Flagging is also an issue when using a shoulder holster. Carried horizontally, the gun flags everyone behind you. Carried vertically, the muzzle can flag the abdomen and the legs.

When drawing the pistol, the muzzle will flag the torso or weak side arm from a horizontally oriented holster and can flag the weak-side arm from a vertical shoulder holster.

Obviously, a gun is always pointed at something but flagging a person or a body part with a loaded gun is an unsafe practice.

However, let’s say for the sake of discussion that a person wants to cross draw anyway. There is a right way to do it if you’re going to.
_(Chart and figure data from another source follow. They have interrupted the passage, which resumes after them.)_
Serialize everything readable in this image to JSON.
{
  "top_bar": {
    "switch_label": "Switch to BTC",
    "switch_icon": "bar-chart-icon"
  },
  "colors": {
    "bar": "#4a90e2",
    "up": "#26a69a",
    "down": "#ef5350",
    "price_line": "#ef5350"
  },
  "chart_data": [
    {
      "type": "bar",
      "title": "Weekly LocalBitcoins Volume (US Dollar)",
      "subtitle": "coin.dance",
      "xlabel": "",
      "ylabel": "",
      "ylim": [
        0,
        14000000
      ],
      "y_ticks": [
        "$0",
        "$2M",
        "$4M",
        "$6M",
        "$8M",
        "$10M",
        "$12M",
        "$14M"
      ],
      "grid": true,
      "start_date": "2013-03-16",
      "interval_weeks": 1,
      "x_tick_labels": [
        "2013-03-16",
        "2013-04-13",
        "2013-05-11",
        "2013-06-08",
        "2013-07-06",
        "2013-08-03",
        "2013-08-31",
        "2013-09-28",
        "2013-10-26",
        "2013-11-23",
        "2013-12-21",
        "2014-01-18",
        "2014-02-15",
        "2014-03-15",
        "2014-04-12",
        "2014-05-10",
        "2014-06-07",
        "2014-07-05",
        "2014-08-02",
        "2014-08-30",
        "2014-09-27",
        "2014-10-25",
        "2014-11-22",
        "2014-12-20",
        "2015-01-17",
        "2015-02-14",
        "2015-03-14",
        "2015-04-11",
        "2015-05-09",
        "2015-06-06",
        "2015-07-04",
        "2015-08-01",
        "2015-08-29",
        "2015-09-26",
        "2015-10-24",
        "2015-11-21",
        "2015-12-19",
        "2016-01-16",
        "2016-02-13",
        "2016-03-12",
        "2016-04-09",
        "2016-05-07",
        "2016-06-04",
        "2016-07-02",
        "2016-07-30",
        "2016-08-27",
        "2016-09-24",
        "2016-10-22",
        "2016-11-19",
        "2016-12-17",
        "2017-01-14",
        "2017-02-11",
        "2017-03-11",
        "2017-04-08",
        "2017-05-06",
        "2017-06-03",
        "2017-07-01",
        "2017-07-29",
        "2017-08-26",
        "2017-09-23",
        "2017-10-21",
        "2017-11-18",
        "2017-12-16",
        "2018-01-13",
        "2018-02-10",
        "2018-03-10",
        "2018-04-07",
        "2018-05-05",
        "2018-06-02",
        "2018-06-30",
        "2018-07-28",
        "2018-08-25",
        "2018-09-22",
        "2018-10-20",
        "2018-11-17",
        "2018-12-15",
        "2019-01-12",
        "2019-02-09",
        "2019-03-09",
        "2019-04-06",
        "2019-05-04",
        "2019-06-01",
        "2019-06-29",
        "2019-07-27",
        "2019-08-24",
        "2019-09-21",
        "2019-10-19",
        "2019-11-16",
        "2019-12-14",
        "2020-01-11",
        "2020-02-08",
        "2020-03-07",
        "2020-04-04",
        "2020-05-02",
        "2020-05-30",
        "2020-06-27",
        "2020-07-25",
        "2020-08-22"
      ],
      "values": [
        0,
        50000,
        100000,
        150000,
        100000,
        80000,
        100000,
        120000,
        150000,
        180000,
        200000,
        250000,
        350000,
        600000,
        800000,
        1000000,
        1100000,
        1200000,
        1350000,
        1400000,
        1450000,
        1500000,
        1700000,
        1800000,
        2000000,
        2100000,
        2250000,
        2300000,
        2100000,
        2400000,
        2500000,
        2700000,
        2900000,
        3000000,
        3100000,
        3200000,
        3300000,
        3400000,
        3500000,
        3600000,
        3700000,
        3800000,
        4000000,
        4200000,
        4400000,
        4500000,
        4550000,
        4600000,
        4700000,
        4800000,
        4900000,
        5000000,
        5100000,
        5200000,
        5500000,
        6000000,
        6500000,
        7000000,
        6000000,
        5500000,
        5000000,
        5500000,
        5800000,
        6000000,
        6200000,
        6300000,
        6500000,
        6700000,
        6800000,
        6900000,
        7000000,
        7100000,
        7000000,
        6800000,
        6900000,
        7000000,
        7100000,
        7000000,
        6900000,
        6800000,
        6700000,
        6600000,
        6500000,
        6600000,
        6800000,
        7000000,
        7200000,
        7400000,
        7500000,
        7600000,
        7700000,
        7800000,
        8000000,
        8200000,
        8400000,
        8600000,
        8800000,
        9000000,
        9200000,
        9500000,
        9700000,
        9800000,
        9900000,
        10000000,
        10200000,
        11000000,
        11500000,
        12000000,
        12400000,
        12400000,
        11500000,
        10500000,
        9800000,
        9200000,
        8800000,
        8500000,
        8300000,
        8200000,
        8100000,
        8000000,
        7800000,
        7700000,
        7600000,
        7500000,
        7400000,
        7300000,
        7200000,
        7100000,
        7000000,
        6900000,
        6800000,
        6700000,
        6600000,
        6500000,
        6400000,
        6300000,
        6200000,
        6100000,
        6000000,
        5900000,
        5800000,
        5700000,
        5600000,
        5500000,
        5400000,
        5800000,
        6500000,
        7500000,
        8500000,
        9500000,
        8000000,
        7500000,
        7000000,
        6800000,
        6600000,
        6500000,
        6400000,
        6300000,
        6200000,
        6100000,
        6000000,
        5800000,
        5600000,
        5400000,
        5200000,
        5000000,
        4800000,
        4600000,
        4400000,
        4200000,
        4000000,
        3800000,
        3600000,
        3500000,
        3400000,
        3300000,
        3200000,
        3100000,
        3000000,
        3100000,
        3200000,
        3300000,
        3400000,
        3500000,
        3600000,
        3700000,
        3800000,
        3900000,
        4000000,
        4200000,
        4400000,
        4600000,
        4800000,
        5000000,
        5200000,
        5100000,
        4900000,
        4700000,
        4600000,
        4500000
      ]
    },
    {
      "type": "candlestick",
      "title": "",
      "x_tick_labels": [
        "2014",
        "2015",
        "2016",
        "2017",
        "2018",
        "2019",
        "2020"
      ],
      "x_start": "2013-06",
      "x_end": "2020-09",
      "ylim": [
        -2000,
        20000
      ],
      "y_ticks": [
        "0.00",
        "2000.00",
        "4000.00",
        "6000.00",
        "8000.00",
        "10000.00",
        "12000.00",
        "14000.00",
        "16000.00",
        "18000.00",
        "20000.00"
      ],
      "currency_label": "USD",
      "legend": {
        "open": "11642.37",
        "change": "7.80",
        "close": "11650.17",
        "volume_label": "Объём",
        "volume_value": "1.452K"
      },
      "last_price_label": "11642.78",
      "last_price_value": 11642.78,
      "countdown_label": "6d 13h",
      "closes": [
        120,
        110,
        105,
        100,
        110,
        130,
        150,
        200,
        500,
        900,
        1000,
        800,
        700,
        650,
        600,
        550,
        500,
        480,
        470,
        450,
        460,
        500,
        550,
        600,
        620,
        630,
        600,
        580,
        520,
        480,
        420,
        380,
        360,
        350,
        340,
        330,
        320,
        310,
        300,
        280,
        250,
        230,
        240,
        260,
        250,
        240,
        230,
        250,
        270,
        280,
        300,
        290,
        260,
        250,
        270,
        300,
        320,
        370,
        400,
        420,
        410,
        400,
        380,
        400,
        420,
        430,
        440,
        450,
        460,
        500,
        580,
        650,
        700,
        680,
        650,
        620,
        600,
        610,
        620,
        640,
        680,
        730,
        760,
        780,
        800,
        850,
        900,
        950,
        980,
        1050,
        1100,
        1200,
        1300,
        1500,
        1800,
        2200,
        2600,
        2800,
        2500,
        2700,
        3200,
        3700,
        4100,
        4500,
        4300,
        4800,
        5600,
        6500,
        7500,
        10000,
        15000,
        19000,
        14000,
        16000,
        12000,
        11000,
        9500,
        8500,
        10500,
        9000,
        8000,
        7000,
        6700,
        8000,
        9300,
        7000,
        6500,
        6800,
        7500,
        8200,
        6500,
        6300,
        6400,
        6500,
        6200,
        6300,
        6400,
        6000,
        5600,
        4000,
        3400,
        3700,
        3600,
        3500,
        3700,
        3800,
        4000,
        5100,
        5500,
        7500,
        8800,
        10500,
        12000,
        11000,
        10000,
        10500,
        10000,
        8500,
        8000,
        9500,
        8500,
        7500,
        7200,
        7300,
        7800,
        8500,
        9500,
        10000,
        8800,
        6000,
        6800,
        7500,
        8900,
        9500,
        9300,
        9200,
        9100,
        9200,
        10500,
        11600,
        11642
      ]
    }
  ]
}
Appendix Cross Draw, However, Works Wonderfully Well

Credit: PersonalDefenseWorld.com

If a person has it in their head to have their gun on the weak side, whether due to rotator cuff issues or just because, the way to do it is cross-draw appendix carry.

Massad Ayoob recommends just such a practice to reduce the ergonomic complications that cross-draw carry on the weak side hip presents.

He also recommends the old “cavalry draw” – carrying the gun butt-forward, and drawing straight up with the weak side hand and turning the gun toward the target after clearing leather – though some people may find the wrist contortions uncomfortable.

It has all of the advantages of cross-draw – easier access while sitting, less strain on the shoulder – as well as all the advantages of appendix carry. The appendix position is the fastest to draw from when concealed, and concealment is incredibly easy.

So long as you have the body shape that is compatible with appendix carry – and that doesn’t mean if you have a spare tire; what seems to be the case is a high natural waist – it’s a great carry position if cross-draw is your preference, and ultimately the best or arguably only way to do so.